Huddie "Lead Belly" Ledbetter was a man of sweeping appetites, for songs, for drink and for life. This made his music rugged and true, but also got him into his share of big trouble.

Very big.

Ledbetter, born on Jan. 29, 1885 on the Jeter Plantation near Mooringsport, La., would spend several stints in jail, once reportedly lived as a recluse from the law under an assumed name, and was known to resolve every-day conflict with violence right up until his early passing on Dec. 6, 1949.

Thing is, he tore into musical pursuits with the same furious abandon, picking through all that came before and carrying it across the country. Lead Belly's original compositions, and his arrangements of traditional songs, would become one of the structural supports upon which popular American music was built.

That's because Ledbetter, despite his outsized persona, had a careful ear: He internalized the resigned country blues laments of a bound but proud people; the dangerous late-night rumblings of Fannin Street flophouses and juke joints in Shreveport, La.'s legendary Bottoms section of town; the bubbling homemade music made after the work was done with cowbells, washboards, mouth organs and jugs; and the sweetly hopeful hymns heard at week's end echoing down the steps of a shotgun holy-rolling Sunday school class.

In this way, Lead Belly would provide a living soundtrack for the Deep South at mid-century, both the local barn dance and the church raffle, the backstreet barbecue and the hometown reunion.

Still, Ledbetter had wider aspirations. His ideas, like his life, were big. Very big.

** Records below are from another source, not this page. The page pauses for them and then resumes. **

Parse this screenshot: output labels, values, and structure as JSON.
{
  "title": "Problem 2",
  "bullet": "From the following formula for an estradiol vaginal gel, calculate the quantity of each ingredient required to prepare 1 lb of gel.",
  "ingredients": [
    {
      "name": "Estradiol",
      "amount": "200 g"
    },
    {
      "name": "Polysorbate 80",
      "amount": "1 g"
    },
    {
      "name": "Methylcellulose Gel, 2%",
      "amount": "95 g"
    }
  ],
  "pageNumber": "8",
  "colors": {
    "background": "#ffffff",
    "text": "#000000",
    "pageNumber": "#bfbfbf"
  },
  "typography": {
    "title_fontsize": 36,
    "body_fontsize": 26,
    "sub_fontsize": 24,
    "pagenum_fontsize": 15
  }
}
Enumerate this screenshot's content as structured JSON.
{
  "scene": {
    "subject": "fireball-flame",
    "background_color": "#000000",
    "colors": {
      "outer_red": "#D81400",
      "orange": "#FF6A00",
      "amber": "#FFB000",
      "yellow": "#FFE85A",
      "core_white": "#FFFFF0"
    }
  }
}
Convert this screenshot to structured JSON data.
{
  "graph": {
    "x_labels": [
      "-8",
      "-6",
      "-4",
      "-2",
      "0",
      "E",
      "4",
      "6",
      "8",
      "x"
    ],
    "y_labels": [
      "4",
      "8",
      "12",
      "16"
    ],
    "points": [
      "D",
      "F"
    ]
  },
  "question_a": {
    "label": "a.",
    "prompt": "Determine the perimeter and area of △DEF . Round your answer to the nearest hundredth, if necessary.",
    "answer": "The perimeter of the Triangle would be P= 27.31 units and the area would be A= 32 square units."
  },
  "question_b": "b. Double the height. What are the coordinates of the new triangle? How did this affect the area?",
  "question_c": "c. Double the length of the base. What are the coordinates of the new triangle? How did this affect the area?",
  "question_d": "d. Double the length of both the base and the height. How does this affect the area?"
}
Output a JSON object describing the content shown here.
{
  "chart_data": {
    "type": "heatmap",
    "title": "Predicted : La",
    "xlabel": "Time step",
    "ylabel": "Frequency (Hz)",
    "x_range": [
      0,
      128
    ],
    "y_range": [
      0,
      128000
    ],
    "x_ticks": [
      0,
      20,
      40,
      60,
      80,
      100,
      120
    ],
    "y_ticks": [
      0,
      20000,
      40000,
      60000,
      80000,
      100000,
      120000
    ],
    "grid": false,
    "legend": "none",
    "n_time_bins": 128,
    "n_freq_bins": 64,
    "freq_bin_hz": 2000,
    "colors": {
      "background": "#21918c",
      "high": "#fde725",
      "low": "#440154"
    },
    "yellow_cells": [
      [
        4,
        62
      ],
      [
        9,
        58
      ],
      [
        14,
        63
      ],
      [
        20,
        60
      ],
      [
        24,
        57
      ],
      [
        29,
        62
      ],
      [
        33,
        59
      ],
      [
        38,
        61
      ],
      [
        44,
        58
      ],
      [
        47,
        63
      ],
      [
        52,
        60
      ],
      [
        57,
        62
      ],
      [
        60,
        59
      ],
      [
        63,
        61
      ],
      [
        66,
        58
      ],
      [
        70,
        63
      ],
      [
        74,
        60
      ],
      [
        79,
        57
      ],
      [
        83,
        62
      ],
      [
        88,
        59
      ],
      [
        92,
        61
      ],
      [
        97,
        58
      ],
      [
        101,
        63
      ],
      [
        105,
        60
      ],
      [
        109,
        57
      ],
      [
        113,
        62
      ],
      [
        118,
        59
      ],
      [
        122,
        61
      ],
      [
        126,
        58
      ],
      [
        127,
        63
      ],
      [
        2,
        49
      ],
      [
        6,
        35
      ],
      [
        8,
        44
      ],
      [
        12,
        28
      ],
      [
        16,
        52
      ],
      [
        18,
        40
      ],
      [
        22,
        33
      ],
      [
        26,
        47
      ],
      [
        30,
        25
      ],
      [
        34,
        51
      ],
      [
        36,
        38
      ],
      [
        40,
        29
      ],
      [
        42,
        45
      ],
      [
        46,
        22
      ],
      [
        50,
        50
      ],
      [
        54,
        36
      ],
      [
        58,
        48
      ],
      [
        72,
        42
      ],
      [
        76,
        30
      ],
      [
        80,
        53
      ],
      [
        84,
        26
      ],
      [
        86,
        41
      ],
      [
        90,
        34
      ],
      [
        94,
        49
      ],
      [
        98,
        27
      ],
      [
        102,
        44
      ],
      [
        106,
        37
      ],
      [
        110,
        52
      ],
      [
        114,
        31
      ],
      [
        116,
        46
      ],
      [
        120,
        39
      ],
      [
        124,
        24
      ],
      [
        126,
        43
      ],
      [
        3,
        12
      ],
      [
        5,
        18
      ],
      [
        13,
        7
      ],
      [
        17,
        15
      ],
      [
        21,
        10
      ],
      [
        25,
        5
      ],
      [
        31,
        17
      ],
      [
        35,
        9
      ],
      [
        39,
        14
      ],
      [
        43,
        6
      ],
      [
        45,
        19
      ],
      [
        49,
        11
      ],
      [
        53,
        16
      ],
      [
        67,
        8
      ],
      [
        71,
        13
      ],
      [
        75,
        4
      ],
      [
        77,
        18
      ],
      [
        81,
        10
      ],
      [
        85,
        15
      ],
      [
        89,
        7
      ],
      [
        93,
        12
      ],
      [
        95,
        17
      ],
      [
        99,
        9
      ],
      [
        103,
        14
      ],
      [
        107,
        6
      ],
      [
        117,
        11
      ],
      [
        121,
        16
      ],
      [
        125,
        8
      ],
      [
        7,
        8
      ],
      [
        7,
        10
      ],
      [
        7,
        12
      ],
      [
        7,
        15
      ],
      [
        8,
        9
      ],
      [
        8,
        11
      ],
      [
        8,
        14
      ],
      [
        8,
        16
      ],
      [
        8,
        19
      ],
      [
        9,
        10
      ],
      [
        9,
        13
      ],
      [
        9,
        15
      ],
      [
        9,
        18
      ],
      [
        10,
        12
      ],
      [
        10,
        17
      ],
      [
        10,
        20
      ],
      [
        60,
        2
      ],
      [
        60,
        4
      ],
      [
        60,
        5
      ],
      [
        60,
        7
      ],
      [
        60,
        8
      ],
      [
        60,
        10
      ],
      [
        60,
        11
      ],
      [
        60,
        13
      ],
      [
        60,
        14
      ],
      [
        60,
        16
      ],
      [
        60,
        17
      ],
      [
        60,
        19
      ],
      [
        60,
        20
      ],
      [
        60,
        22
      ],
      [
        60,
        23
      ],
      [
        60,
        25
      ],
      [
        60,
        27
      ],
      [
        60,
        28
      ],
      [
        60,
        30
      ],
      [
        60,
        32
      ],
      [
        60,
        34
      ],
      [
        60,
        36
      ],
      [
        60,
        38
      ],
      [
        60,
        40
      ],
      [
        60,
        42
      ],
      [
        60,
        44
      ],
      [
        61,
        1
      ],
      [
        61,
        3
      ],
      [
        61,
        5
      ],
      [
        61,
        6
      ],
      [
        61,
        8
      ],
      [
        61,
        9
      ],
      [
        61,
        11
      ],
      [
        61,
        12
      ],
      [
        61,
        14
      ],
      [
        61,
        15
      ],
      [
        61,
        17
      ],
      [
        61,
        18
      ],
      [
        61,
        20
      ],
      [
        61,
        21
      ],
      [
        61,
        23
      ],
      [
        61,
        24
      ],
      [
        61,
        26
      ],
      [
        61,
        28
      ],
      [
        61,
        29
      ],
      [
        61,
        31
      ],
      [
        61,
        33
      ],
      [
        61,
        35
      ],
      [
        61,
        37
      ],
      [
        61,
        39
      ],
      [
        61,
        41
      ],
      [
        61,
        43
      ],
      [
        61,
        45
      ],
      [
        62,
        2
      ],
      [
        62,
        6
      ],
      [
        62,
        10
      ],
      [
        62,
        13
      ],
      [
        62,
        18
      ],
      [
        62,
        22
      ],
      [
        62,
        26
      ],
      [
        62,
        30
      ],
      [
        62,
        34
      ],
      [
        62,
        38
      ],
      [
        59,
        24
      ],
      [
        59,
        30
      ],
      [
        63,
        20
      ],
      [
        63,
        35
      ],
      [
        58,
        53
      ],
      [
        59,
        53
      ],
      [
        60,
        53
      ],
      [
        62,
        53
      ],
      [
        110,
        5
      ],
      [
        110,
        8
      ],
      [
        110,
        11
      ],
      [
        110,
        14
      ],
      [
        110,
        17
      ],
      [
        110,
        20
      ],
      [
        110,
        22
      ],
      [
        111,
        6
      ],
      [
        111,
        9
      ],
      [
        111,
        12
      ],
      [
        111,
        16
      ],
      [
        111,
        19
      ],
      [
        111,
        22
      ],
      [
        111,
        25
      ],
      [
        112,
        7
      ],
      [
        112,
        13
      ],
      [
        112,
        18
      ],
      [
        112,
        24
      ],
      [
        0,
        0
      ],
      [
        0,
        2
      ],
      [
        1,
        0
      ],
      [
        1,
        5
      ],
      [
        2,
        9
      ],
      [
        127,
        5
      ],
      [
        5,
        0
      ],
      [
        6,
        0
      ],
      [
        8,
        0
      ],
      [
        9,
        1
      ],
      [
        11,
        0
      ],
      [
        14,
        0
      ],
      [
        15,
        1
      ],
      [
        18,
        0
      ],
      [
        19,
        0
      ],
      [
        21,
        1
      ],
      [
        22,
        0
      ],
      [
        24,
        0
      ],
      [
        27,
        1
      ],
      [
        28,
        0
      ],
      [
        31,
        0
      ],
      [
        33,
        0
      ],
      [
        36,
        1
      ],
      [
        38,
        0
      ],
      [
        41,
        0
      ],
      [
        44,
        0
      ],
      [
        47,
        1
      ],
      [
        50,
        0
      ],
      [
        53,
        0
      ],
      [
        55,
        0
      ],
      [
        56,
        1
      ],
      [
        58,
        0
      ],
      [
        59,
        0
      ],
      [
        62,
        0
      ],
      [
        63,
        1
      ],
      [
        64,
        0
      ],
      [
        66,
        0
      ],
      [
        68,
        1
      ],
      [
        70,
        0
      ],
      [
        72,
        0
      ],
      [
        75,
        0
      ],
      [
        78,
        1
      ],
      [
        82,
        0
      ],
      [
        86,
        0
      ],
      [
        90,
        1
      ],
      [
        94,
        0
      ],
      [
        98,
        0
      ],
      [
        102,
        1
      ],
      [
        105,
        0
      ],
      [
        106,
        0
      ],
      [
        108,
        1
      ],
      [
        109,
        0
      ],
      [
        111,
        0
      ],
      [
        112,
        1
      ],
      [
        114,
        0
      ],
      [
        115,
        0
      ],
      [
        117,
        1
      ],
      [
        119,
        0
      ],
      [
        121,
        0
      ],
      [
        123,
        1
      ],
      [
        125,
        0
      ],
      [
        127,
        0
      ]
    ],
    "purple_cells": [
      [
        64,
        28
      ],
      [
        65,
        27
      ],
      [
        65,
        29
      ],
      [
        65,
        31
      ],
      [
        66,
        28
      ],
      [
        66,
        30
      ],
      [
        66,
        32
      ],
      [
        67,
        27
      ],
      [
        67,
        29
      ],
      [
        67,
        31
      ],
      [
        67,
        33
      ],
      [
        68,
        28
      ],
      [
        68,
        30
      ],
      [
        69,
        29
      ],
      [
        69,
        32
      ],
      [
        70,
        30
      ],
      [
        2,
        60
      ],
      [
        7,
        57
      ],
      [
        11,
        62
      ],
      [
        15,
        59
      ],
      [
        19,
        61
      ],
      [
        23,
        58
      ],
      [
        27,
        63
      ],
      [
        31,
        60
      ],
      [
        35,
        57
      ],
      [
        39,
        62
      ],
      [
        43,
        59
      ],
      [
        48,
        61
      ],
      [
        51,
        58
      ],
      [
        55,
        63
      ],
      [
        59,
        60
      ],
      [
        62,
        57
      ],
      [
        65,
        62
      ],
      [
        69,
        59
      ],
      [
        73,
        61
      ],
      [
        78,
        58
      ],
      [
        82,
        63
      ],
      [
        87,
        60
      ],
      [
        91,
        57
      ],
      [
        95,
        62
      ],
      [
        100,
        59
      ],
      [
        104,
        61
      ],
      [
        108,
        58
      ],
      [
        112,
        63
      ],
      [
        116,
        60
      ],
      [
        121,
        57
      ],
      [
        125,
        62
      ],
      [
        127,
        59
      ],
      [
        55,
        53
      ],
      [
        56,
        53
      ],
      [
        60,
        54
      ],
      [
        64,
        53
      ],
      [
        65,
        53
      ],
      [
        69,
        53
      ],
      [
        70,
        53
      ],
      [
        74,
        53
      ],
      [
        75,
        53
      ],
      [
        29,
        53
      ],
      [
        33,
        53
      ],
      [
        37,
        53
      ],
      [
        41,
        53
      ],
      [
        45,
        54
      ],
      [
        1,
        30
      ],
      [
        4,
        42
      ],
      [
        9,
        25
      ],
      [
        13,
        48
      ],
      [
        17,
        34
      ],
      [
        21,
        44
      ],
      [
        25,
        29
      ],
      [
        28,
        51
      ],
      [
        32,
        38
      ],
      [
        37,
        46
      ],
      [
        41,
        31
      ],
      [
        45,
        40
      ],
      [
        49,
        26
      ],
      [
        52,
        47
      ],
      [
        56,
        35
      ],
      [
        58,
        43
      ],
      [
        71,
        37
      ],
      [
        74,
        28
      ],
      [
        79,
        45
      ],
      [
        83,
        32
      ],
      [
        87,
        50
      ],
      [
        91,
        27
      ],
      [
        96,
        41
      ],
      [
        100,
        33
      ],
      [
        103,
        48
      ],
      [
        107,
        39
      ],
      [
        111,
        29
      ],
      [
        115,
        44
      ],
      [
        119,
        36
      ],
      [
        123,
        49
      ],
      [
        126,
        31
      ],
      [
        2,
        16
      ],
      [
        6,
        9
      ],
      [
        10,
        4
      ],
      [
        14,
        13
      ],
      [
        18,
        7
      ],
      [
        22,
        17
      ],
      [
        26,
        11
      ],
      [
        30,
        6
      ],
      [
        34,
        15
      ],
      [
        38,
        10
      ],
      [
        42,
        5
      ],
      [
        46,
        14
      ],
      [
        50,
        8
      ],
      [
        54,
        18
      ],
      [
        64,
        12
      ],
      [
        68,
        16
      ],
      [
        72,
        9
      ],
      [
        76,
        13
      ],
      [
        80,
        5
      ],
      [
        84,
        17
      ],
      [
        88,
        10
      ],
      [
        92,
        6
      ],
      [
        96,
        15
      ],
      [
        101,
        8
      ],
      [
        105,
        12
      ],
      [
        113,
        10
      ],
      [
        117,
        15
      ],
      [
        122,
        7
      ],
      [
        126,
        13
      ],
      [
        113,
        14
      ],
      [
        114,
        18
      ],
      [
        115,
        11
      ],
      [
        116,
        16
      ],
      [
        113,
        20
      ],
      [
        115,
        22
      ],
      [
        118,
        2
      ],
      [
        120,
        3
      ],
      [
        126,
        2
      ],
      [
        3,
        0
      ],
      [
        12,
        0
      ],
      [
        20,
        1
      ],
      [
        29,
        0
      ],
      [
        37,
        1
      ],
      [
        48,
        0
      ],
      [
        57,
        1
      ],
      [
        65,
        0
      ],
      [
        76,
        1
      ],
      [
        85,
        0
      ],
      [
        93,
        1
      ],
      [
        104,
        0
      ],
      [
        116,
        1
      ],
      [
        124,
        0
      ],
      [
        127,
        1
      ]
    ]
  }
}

It took some time, but Lead Belly eventually found his way out of the local rattle-board barrooms and dimly lit basement saloons out to the American West and over to New York City. Leadbelly was as much a traveler as he was a singer, and the two worked hand in hand. He collected tales, then wove them back into his work—perhaps never more completely experienced than on these remastered and lovingly annotated Smithsonian sides.

Compiled from a series of recordings made in New York by Moses Asch in the 1940s, the music collected on "Bourgeois Blues" was initially issued by Folkways as "Easy Rider: Lead Belly's Legacy, Vol. 4" and "Midnight Special." Ledbetter had finally been discovered during a stay at Louisiana's Angola penitentiary by collector John Lomax on one of his legendary recording trips for the Library of Congress; Lomax helped Lead Belly up to the Big Apple.

There, Ledbetter instantly connected with the local folk-music protest crowd, and his apartment became an after-hours hang out for fellow singer-songwriters and musicians like Woody Guthrie, Sonny Terry and Brownie McGhee. Several of these house guests appear on the loose-limbed recording sessions put together by Asch, providing a backstory on "Bourgeois Blues."

Lead Belly wasn't, strictly speaking, a political singer—though he would delve into such subjects on tracks like "Jim Crow," "Abraham Lincoln" and "Hitler Song," each included on "Bourgeois Blues."